The Streamline Moderne-style building on Silver Lake Boulevard that once housed the colorful gift and homewares store Yolk has been largely demolished—without warning.

Building owner Silverlake Jbg Jogani LLC had obtained permits for a remodel, but the level of work it actually did went beyond what those permits allowed, says Los Angeles Department of Building and Safety spokesperson Kim Arther. A demolition permit had not been issued.

The unpermitted work obliterated the 1930s-era facade of the building. The whole front half of the building appears to gone, photos of the site show.

Earlier this year, plans had been submitted to LADBS to add a four-story office “addition” to the existing one-story building. Those plans had yet to be approved, public records show.

Arther says that since the property owner didn’t have a permit for the work they had been doing, an “order to comply” will be issued that will halt all unauthorized work on the site.

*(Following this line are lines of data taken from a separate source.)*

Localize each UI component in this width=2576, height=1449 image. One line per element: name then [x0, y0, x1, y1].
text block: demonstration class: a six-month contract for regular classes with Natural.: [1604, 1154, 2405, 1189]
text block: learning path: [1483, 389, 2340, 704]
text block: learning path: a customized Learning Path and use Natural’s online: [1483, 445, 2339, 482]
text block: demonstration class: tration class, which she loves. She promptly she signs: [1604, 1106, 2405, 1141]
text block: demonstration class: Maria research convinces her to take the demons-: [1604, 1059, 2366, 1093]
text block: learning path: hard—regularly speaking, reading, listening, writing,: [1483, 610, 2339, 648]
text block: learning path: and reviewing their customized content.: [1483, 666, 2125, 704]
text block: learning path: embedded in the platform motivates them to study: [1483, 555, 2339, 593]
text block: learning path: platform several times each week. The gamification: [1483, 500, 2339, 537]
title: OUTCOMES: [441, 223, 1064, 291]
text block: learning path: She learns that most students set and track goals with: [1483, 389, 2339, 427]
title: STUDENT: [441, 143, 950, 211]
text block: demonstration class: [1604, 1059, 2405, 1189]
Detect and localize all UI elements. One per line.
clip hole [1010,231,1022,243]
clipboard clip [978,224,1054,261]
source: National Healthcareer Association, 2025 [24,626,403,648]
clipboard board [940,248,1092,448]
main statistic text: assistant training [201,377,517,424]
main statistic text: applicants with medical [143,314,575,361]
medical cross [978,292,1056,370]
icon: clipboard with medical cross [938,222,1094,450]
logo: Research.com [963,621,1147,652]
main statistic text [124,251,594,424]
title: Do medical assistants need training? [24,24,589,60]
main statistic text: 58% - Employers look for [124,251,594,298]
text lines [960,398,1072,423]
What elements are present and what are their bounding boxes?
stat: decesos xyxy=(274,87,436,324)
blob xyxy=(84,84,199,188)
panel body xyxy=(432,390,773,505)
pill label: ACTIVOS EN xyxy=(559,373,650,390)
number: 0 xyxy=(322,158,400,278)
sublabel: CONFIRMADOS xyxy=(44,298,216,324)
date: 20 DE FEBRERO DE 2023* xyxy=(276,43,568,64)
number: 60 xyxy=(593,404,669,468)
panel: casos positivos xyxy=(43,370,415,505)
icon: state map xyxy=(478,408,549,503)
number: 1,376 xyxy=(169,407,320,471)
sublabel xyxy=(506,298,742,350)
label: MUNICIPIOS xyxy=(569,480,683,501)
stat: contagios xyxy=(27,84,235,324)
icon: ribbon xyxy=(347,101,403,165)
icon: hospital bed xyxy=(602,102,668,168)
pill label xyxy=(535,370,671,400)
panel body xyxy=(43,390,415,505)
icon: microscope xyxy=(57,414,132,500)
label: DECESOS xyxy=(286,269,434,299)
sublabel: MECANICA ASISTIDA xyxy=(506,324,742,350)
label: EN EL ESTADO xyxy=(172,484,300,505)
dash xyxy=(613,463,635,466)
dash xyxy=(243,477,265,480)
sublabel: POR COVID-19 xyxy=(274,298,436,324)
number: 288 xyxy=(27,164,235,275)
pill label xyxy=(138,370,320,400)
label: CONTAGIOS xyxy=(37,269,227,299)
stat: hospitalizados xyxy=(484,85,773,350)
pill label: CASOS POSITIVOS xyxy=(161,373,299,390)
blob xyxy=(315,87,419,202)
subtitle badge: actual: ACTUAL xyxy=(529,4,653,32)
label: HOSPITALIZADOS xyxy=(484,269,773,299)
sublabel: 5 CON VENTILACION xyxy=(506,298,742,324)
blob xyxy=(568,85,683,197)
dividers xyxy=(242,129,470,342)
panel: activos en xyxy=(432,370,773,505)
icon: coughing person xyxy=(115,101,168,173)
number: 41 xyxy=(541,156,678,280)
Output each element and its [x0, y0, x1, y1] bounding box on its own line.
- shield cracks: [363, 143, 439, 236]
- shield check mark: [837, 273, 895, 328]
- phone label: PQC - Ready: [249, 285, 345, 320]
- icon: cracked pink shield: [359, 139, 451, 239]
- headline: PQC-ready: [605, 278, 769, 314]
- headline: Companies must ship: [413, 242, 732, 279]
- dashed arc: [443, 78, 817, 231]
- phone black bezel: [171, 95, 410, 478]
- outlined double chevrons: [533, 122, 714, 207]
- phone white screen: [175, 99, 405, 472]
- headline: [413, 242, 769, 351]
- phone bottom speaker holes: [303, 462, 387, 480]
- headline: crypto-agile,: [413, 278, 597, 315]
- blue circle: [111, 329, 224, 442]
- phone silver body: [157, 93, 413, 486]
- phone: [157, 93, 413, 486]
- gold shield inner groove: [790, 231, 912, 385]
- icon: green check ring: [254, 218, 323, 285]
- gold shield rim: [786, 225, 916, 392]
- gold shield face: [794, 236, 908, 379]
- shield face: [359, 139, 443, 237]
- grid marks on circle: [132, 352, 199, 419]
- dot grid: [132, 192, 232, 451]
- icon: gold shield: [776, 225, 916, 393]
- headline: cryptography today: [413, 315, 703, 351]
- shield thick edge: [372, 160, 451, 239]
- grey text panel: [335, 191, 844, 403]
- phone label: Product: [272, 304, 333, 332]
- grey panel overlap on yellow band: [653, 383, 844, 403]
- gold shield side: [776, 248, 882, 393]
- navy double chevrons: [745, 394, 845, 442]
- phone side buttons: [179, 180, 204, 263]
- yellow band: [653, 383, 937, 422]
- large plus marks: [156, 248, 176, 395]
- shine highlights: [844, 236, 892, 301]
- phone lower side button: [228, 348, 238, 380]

Silverlake Jbg Jogani LLC will have to get all the proper permits before any work can continue. The owner did not immediately return messages seeking comment.

Before (right) and after (left) the unpermitted work.
Courtesy of Corrie Gorson
Photo by Madeline Huttenback

The Moderne building was not landmarked, but it did have a connection to midcentury Los Angeles history as the one-time office of renowned structural engineer Eugene Birnbaum—a pioneer in his field and a gamechanger for the construction of residences and high-rises in the city, the Los Angeles Times reported in Birnbaum’s 1999 obituary.

The neighborhood site NextDoor erupted with Silver Lake residents enraged over the unpermitted erasure of the building. Many saw it as the latest unsavory addition in a trend of new development coming into the neighborhood and taking out charming older structures.

The Yolk store is about three doors away from an old gas station on Silver Lake Boulevard that the community rallied to save. The nearly landmarked gas station was slated to be razed to make way for a 14-unit apartment building. In a compromise, the gas station will be moved near the LA River, where it will be repurposed as a concession stand. The residential project can proceed on the property.